Pilot uczeń zgubił się podczas samodzielnego lotu w terenie. Kontroler lotów próbuje znaleźć samolot na radarze i pyta: - Jaka była twoja ostatnia znana pozycja? Pilot uczeń: - Kiedy ustawiono mnie do startu uczeń: "Zgubiłem się; jestem nad jakimś jeziorem i lecę na wschód" Kontroler: "Zrób wielokrotnie skręt o 90 stopni, to będę mógł cię znaleźć na radarze... No dobra. To jezioro to Ocean Atlantycki. Proponuję natychmiast skręcić na zachód..." Jeden ze znakomitych pilotów nie umiał uspokajać pasażerów. Pewnego razu samolot lądujący przed nim rozwalił oponę, a jej gumowe szczątki rozleciały się po całym pasie. Polecono mu poczekać, aż pas zostanie sprzątnięty. A oto jego ogłoszenie dla pasażerów: Panie i panowie, obawiam się, że będziemy mieli niewielkie opóźnienie w przylocie. Na dole zamknięto lotnisko do chwili, gdy to, co zostało z ostatniego samolotu, który tam wylądował, zostanie usunięte. Samolot wystartował z lotniska. Po osiągnięciu wymaganego pułapu, kapitan odzywa się przez intercom: - Panie i Panowie, witam na pokładzie samolotu. Pogodę mamy dobrą, niebo czyste, więc zapowiada nam się przyjemny lot. Proszę usiąść, zrelaksować się i... O, Boże!!!...
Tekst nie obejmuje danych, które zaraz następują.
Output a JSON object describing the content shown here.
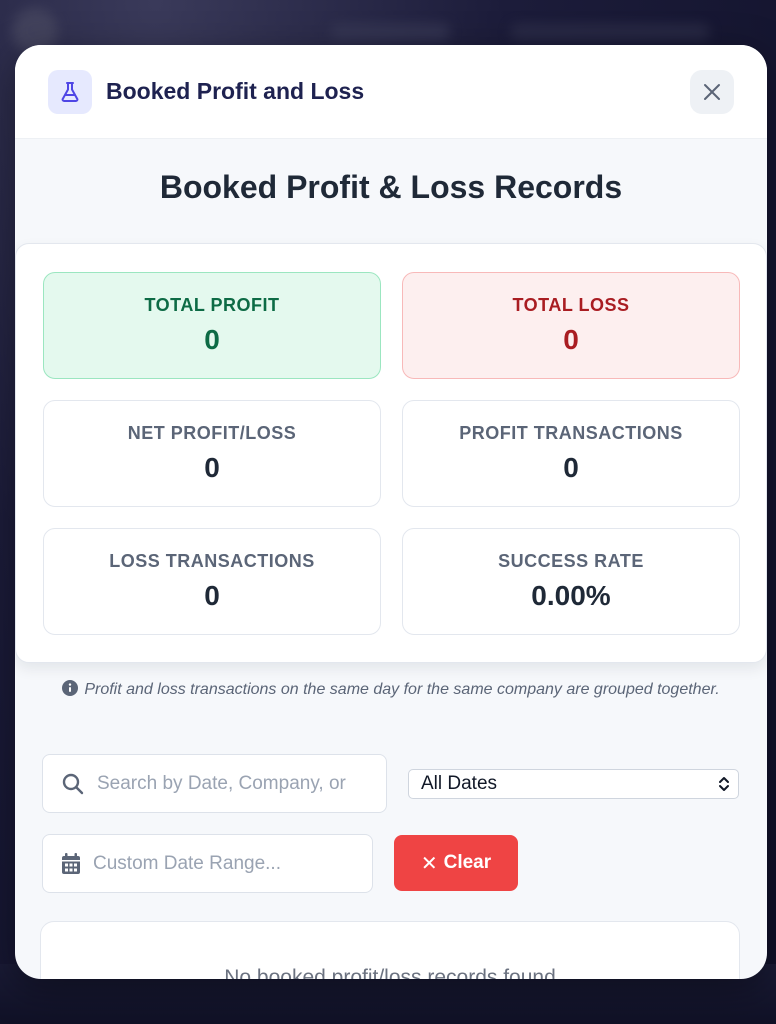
{
  "modal": {
    "title": "Booked Profit and Loss",
    "header_icon": "flask-icon",
    "close_icon": "close-icon"
  },
  "section_title": "Booked Profit & Loss Records",
  "stats": {
    "total_profit": {
      "label": "TOTAL PROFIT",
      "value": "0"
    },
    "total_loss": {
      "label": "TOTAL LOSS",
      "value": "0"
    },
    "net": {
      "label": "NET PROFIT/LOSS",
      "value": "0"
    },
    "profit_tx": {
      "label": "PROFIT TRANSACTIONS",
      "value": "0"
    },
    "loss_tx": {
      "label": "LOSS TRANSACTIONS",
      "value": "0"
    },
    "success_rate": {
      "label": "SUCCESS RATE",
      "value": "0.00%"
    }
  },
  "note": "Profit and loss transactions on the same day for the same company are grouped together.",
  "filters": {
    "search_placeholder": "Search by Date, Company, or",
    "date_select": {
      "selected": "All Dates"
    },
    "custom_range_placeholder": "Custom Date Range...",
    "clear_label": "Clear"
  },
  "records": {
    "empty_message": "No booked profit/loss records found"
  },
  "colors": {
    "profit": "#0d6b45",
    "loss": "#a91d22",
    "accent": "#ef4444",
    "title": "#1e2250"
  }
}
Po chwili nerwowej ciszy intercom odzywa się znowu: - Panie i Panowie, najmocniej przepraszam, jeśli przed chwilą państwa wystraszyłem, ale drugi pilot wylał na mnie filiżankę gorącej kawy. Powinniście państwo zobaczyć przód moich spodni. Na to odzywa się jeden z pasażerów: - To nic w porównaniu z tyłem moich... Oficer sygnałowy do pilota marynarki po jego szóstym nieudanym podejściu do lądowania na lotniskowcu: "Tutaj musisz wylądować, synu. Tu jest jedzenie." Pilot wylądował wyjątkowo twardo. Ta linia lotnicza wymagała, aby pierwszy oficer stał w drzwiach i żegnał pasażerów uśmiechem i słowami: "Dziękujemy za lot naszymi liniami". Ciężko mu było patrzeć w oczy pasażerów chwilę po tak kiepskim lądowaniu, gdyż obawiał się, że któryś z gości wyskoczy z jakimś złośliwym komentarzem. W końcu wszyscy wyszli z wyjątkiem starszej pani, wspierającej się na lasce. Powiedziała: "Synku, czy mogę zadać pytanie?". "Ależ oczywiście. O co chodzi?" Starsza pani: "My wylądowaliśmy czy zostaliśmy zestrzeleni?